Armisen has long been considered one of "Saturday Night Live's" most versatile performers, with his celebrity impersonations ranging from Barack Obama and Mahmoud Ahmadinejad to Steve Jobs and Prince. With Armisen poised to move on from "SNL" and IFC renewing its hit series "Portlandia" for two more seasons, the actor has arguably never been hotter.
While Armisen has appeared in several hit comedies since joining the sketch series including "Anchorman," "Easy A" and "The Dictator," he has never had the opportunity to anchor his own movie, though he'll soon reprise the role of Brainy in "The Smurfs 2," which Sony opens July 31.

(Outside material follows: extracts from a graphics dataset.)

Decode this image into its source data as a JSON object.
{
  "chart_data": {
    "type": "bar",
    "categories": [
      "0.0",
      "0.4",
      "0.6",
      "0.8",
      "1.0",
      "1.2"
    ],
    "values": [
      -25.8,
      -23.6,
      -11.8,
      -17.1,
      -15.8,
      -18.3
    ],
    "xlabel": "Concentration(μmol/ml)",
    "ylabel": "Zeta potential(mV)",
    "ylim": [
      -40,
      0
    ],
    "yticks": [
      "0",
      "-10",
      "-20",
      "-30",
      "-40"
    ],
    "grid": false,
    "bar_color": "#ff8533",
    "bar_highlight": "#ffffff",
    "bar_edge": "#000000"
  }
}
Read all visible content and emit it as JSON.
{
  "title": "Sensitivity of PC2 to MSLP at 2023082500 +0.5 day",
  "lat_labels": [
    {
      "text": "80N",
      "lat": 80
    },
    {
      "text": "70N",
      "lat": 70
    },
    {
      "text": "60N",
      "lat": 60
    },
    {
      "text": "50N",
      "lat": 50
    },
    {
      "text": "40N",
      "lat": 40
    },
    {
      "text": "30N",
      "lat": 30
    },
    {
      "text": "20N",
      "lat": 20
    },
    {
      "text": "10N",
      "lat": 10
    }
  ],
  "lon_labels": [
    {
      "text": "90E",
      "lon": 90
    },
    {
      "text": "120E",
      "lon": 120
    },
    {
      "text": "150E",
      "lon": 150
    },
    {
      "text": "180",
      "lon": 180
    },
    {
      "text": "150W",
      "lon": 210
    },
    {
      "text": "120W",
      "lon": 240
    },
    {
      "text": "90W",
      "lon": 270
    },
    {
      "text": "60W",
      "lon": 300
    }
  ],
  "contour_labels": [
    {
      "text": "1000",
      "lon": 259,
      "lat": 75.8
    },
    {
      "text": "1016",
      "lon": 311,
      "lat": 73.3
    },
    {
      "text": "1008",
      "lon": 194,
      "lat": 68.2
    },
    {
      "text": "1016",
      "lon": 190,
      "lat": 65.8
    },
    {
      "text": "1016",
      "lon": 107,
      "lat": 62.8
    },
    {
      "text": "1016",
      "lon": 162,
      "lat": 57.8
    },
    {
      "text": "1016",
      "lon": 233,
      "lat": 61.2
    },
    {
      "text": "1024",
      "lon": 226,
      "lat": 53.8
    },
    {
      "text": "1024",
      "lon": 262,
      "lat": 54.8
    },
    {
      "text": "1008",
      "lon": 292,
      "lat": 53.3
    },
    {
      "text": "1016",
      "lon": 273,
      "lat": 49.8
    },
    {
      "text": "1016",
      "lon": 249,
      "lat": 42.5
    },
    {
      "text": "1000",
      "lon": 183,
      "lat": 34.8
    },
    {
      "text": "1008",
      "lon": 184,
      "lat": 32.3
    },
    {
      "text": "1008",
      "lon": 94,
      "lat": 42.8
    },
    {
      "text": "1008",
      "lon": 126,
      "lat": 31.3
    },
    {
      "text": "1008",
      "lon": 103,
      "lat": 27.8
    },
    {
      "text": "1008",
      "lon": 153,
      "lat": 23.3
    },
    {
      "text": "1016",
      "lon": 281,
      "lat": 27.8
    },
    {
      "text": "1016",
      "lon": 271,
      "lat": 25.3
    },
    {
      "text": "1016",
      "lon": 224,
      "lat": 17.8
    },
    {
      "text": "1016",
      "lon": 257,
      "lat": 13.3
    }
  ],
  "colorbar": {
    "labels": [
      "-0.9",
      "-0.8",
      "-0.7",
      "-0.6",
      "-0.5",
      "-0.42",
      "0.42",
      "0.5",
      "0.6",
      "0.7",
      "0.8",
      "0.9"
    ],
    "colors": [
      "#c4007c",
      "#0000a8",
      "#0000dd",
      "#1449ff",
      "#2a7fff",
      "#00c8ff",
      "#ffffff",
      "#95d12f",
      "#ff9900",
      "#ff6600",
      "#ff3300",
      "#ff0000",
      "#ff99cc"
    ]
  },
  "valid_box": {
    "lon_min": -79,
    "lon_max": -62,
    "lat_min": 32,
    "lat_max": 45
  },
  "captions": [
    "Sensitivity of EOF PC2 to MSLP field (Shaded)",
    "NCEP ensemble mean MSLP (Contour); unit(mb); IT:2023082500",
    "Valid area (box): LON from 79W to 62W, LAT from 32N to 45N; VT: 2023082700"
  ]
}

Zwigoff, who hasn't directed a movie since 2006's "Art School Confidential," earned critical acclaim for his 1994 documentary "Crumb." He made his feature directorial debut with "Ghost World," which featured Scarlett Johansson in an early breakout role, and went on to direct cult favorite "Bad Santa," which grossed $60 million in the U.S. on a modest production budget.
Landay is no stranger to working with quirky filmmakers, having produced Spike Jonze's "Being John Malkovich," "Adaptation," "Where the Wild Things Are" and "Her," which stars Joaquin Phoenix, Amy Adams, Rooney Mara and Johansson. Warner Bros. will release "Her" in the heart of awards season on Nov. 20.
Armisen is represented by WME and Brillstein Entertainment Partners, while Zwigoff is repped by WME and attorney Warren Dern.